What it takes to introduce Social Emotional Learning in schools
This article is authored by Simran Mulchandani, co-founder and CEO, Rangeet.
At a government school in Dehradun, students were invited to share stories of change with my co-founder Karishma Menon and me.

Ten-year-old Deepak stood up in his baggy uniform and told us something remarkable. A few months earlier, his 15-year-old neighbour, Sarika, had confided in him that her parents were forcing her into marriage. Deepak was angry and confused. He understood now why Sarika had stopped coming to school, something that directly contradicted what he had learned through a gender equity module.
What he did next was extraordinary.
With the support of his teacher and parents, Deepak chose to act. They spoke with Sarika’s parents. The parents saw reason, and the marriage was stopped. Sarika returned to school.
Stories like Deepak’s are powerful. But any programme can produce isolated outcomes. The real challenge is doing this consistently, and at scale.
Today’s education landscape is crowded with programmes-- wellbeing, SEL, life skills. The terminology alone can overwhelm parents and educators.
Children today face a world vastly different from the one of 30–50 years ago, marked by mental health crises, digital addiction, broken family and social bonds, and the spectre of the climate crisis, all of which shapes them.
Research across socio-economic and cultural contexts shows these programmes are essential scaffolding to the core curriculum. As Dr Kathy Hirsh-Pasek, Senior Fellow Brookings Institution, says, they “build better leaders, learners and carers.” Given how much the world has changed, shouldn’t we prioritise preparing children with the human skills to thrive?
Scaling programmes that build socio-emotional competencies is inherently hard, driven by the costs of training, quality of materials and delivery, administrative complexity, and teacher motivation. Measuring impact adds layers of difficulty.
Here are a few lessons learnt from scaling our social emotional and ecological knowledge curriculum to 700,000 children across India and Africa:
- Human-centric design: Listening to the community is the foundation of scale. Programmes that fail are often built in echo chambers. Teachers, parents, students, and administrators are not just stakeholders; they are co-creators. Real-world usage and feedback loops improve adoption.
- Tech as a tool, not a teacher: AI and digital tools are reshaping classrooms, often without clear evidence of learning gains. In some cases, they even weaken critical thinking owing to cognitive offloading. AI helps scaling but needs to be used wisely and in support of teachers. A machine cannot teach children how to be human.
- Teach the way the brain thinks and learns: Learning is inherently social. For sustainable scaling one must focus not only on quantity but quality of outcomes. Real learning happens through human-to-human interaction, not through screens. Technology can assist, but it cannot substitute the social nature of learning.

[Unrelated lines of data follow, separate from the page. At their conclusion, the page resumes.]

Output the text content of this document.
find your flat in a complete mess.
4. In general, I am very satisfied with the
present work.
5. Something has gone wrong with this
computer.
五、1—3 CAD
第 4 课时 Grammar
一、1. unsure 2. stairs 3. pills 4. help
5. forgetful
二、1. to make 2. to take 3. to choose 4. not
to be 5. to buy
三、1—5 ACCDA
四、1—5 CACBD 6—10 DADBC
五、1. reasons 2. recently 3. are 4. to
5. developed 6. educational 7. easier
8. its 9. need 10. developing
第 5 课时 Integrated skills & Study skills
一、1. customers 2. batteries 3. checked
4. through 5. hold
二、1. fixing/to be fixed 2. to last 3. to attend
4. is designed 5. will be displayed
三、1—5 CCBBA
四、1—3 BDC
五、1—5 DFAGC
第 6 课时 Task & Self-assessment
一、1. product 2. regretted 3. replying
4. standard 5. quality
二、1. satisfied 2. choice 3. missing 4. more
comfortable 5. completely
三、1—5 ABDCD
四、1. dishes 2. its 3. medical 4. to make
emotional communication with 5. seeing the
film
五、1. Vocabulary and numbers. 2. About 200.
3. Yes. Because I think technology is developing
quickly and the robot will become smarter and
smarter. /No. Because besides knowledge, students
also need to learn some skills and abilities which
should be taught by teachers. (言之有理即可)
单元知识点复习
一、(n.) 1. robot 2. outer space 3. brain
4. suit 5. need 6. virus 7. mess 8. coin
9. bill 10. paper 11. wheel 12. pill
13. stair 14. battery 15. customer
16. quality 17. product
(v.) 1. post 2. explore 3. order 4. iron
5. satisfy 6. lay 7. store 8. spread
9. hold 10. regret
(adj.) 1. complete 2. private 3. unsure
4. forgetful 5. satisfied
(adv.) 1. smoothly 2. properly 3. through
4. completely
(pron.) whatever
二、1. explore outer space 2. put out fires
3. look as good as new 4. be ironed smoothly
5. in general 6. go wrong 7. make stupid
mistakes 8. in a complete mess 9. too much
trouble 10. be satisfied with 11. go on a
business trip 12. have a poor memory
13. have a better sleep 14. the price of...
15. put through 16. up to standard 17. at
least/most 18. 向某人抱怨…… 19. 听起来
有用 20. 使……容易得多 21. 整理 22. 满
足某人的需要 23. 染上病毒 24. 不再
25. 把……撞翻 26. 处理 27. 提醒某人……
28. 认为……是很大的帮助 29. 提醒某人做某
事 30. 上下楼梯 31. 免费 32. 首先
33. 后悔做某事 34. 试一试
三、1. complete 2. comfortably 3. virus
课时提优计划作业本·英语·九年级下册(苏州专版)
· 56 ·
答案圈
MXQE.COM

- System acceptance: A wise Kenyan administrator told me: “Be like water. Flow like a river; don’t be a boulder that blocks it.”
Programmes must align with existing educational frameworks so that teachers, administrators, and parents see value and willingly adopt them.
- Community and parents: In an age where social media divides and AI seeks to replace us, community matters more than ever. We are hyper-connected, yet lonelier than ever. Education’s mission must include strengthening family bonds, social cohesion and developing a sense of resilience and purpose.
- Crossing the chasm: Even the best-designed programmes fail if teachers aren’t motivated.
Many products fail even after innovators and early adopters (~2.5% and 13.5% of the target teacher base respectively) get involved. To gain market share of the early majority (34%), considered a milestone of success, requires deep collaboration with initial teacher cohorts.
In his book Crossing the Chasm, Geoffrey A. Moore expands on this.
- Start by working closely with and learning from innovators and early adopters
- Build a focused beachhead market and co-design
- Develop case studies and proof of impact
- Create a supporting and rewarding ecosystem for them
Only once the product is complete, reliable and well-supported should you consider the early majority. Timing this transition is an art.
The work demands constant listening, learning, innovation and adaptation. Experience, partnerships and evidence have shaped these ideas; but like everything in life and in education, they will evolve.
(The views expressed are personal)
This article is authored by Simran Mulchandani, co-founder and CEO, Rangeet.